Tuesday, September 25, 2018

Rates dynamics...they are changin

September brings new dynamics to the rates complex, it should make idiosyncratic rates trading more interesting from here.
Auction strategies, relative value should pick up as collateral plays are more dynamic.

- The Pension bid we have experienced in the long end of treasuries for all of 2018 is gone, pensions had till September 15th to front load their pension expenses at the 35% tax rate deduction. The new 21% corporate tax rate is now in effect.
Stripping activity was the best indicator to follow that flow, it finally reversed in August.


(source Macrobond)

- Deficits and Monthly treasury supply is intimidating, we just passed the 1 trillion (yes with a T) Monthly supply mark during the August refunding month, a staggering number!

(Source Sifma)

- SOMA : The Fed has implemented Caps (24bn for September, raises to 30bn for October 2018); that means the Fed will not participate in the upcoming auctions to reinvest the coupons it receives from its blotted portfolio unless the coupons are above a certain treshold (30bn), part of taper.
Expect less back bid for treasuries at the auctions and potentially more tails or at least more premium plays into and out of the auctions.


- Tic Data, less buying of treasuries from Foreigners, not a new phenomenon but net foreign is still negative, trade wars will not help.


(Source Treasury)

Overall, I expect Treasuries' auction strategies to start working again, duration plays (day of the auction), curve, flies and swap spreads T-5/T+5 from the auction...

- Social security in the red from here, with inability to tap the social security trust fund

(Source Global Macro Monitor)

- Quantitative Tightening and "Reserves fracking"

US surprise indices and data was very healthy in Q3.
Inflation and wages are on the rise accross geographies.
Global Quantitative Tightening on the way. In the US, market is pricing 3% Fed Fund rate by Sep 2019.

More importantly, money markets are feeling the switch from Reserves excess to Collateral excess. Experiencing a world where most participants manage their cash deposits at the Fed vs the banking system, what Zoltan Pozsar calls the "Shadow funding black holes". The Fed is not recycling that cash so it means lower lending, lower turnover, lower velocity and scarcity of dollars.
Quarter end turns are more severe and require JP Morgan to step in to facilitates. It comes at steep prices (LCR and SLR constraints binding them and requiring premium rates to compensate for ratio deterioration).
Overall it means higher financing rates for the system and more expensive cross currency basis.
The trifecta, Rising rates, Sterilization of reserves thru FX swaps and Reserves squeeze thru Balance sheet taper is putting enormous pressure, pushing o/n rates higher and flattening curves.
Banks went from repo lenders to repo borrowers, an expensive way of getting cash back, adding to the collateral excess in the system.
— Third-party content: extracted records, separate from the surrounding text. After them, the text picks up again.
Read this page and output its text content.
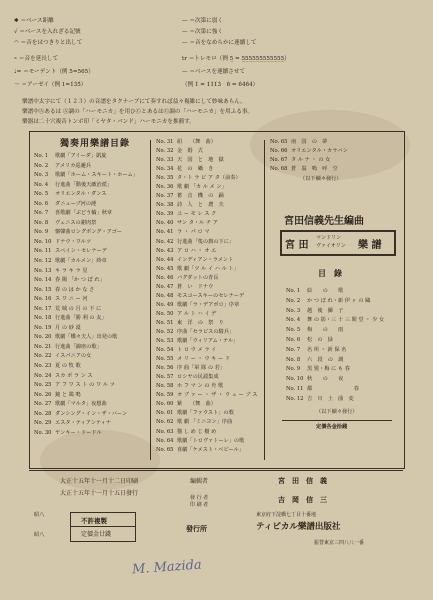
✱ ＝ベース距離
√ ＝ベースを入れざる記號
◠ ＝音をはつきりと出して
𝄐 ＝音を延長して
♩= ＝モーデント（例 5=565）
〜 ＝アーゼイ（例 1=1̇3̇5̇）
— ＝次第に弱く
— ＝次第に強く
— ＝音をなめらかに連續して
tr ＝トレモロ（例 5̲ = 5̲5̲5̲5̲5̲5̲5̲5̲5̲5̲5̲5̲）
— ＝ベースを連續させて
（例 1̇ = 1̇1̇1̇3̇　6̇ = 6̇4̇6̇4̇）
樂譜中太字にて（１２３）の音譜をタクナーブにて奏すれば益々複雑にして妙味あらん。
樂譜中Ⓐあるは Ⓐ調の「ハーモニカ」を用ひⒸとあるはⒸ調の「ハーモニカ」を用ふる事。
樂器は二十穴複音トンボ印「ミヤタ・バンド」ハーモニカを推薦す。
獨奏用樂譜目錄
No. 1 歌劇「アイーダ」凱旋
No. 2 アメリカ巡邏兵
No. 3 歌劇「ホーム・スキート・ホーム」
No. 4 行進曲「動後天敵治派」
No. 5 オリエンタル・ダンス
No. 6 ダニューブ河の漣
No. 7 喜歌劇「ぶどう輪」秋章
No. 8 ヴェニスの謝肉祭
No. 9 懐韓曲ロングボング・アゴー
No. 10 ドナウ・ワルツ
No. 11 スペイン・セレナーデ
No. 12 歌劇「カルメン」終章
No. 13 キ ラ キ ラ 星
No. 14 春 陽 「か つ ぽ れ」
No. 15 春 の は か な さ
No. 16 ス ワ ニ ー 河
No. 17 荒 城 の 月 の 下 に
No. 18 行進曲「勝 利 の 友」
No. 19 月 の 砂 漠
No. 20 歌劇「蝶々夫人」出発の歌
No. 21 行進曲「錦座の歌」
No. 22 イスパニアの女
No. 23 夏 の 牧 歌
No. 24 スカ ボ ラ ン ス
No. 25 ア フ ワ ス ト の ワ ル ツ
No. 26 鐘 と 鶏 鳴
No. 27 歌劇「マルタ」夜想曲
No. 28 ダンシング・イン・ザ・バーン
No. 29 エスタ・ティアンティナ
No. 30 ヤンキー・ドードル
No. 31 紐　　（舞　曲）
No. 32 金　婚　式
No. 33 天　国　と　地　獄
No. 34 花　の　囁　き
No. 35 タ・ト ラ ビ ア タ（前奏）
No. 36 歌 劇 「カ ル メ ン」
No. 37 蓄　音　機　の　踊
No. 38 詩　人　と　農　夫
No. 39 ユ ー モ レ ス ク
No. 40 サン タ・ル チ ア
No. 41 ラ ・ パ ロ マ
No. 42 行進曲「隻の旗の下に」
No. 43 ア ロ ハ ・ オ エ
No. 44 インディアン・ラメント
No. 45 歌 劇「ツ ル イ ハ ル ト」
No. 46 バグダットの青長
No. 47 蒼　い　ドナウ
No. 48 モスコースキーのセレナーデ
No. 49 歌劇「ラ・デアポロ」序章
No. 50 ア ル ト ハ イ デ
No. 51 東　洋　の　祭　り
No. 52 序曲「セラビスの騎兵」
No. 53 歌劇「ウィリアム・テル」
No. 54 ト ロ ウ メ ラ イ
No. 55 メ リ ー ・ ウ キ ー ド
No. 56 序 曲「軍 隊 の 若」
No. 57 ロシヤの民謡集成
No. 58 ホ フ マ ン の 舟 歌
No. 59 オ ブ ァ ー ・ ザ ・ ウ ェ ー ブ ス
No. 60 紫　　（舞　曲）
No. 61 歌劇「ファウスト」の歌
No. 62 歌 劇 「ミニヨン」序曲
No. 63 猫 し め じ 樹 め
No. 64 歌劇「トロヴァトーレ」の歌
No. 65 喜劇「ケメスト・ベビール」
No. 65 南　国　の　夢
No. 66 オリエンタル・カラバン
No. 67 タ ル ナ ・ の 女
No. 68 蒼　翁　嗚　呼　空
（以下續々發行）
宮田信義先生編曲
宮 田
マンドリン
ヴァイオリン 樂 譜
目　錄
No. 1 絵　　の　　歌
No. 2 か つ ぼ れ・新 伊 ヶ の 鷗
No. 3 越　後　獅　子
No. 4 舞 の 影・三 十 三 間 堂 ・ 少 女
No. 5 梅　　の　　雨
No. 6 松　の　緑
No. 7 名 所 ・ 新 保 名
No. 8 六　段　の　調
No. 9 黒 髪・梅 に も 春
No. 10 秋　　の　　夜
No. 11 都　　　　　　　　春
No. 12 吉　川　土　曲　変
（以下續々發行）
定價各金拾錢
大正十五年十一月十二日印刷
大正十五年十一月十五日發行
編輯者	宮　田　信　義
發 行 者
印 刷 者
吉　岡　信　三
昭八
昭八
不許複製
定價金廿錢
東京府下淀橋七丁目十番地
發行所	ティピカル樂譜出版社
振替東京三四八八一番
M. Mazida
- Carry makes flatteners expensive from here



- Inflation

Inflation is picking up, wages, commodities...and Tips markets are noticing with inflation indices breaking significant technical levels
                                                             20y tips index

(Source Nordea)

Overall, massive deficits and more dependencies on domestic players to fund it, requires higher risk and term premiums.

Rates markets should become more interesting for macro players after years of no volatility.



The next crisis should also come not from banks this time but leveraged weak Corporates. These players don't have access to the Fed to fund themselves. Banks and markets will price things accordingly when the time comes especially in this Reservesless world!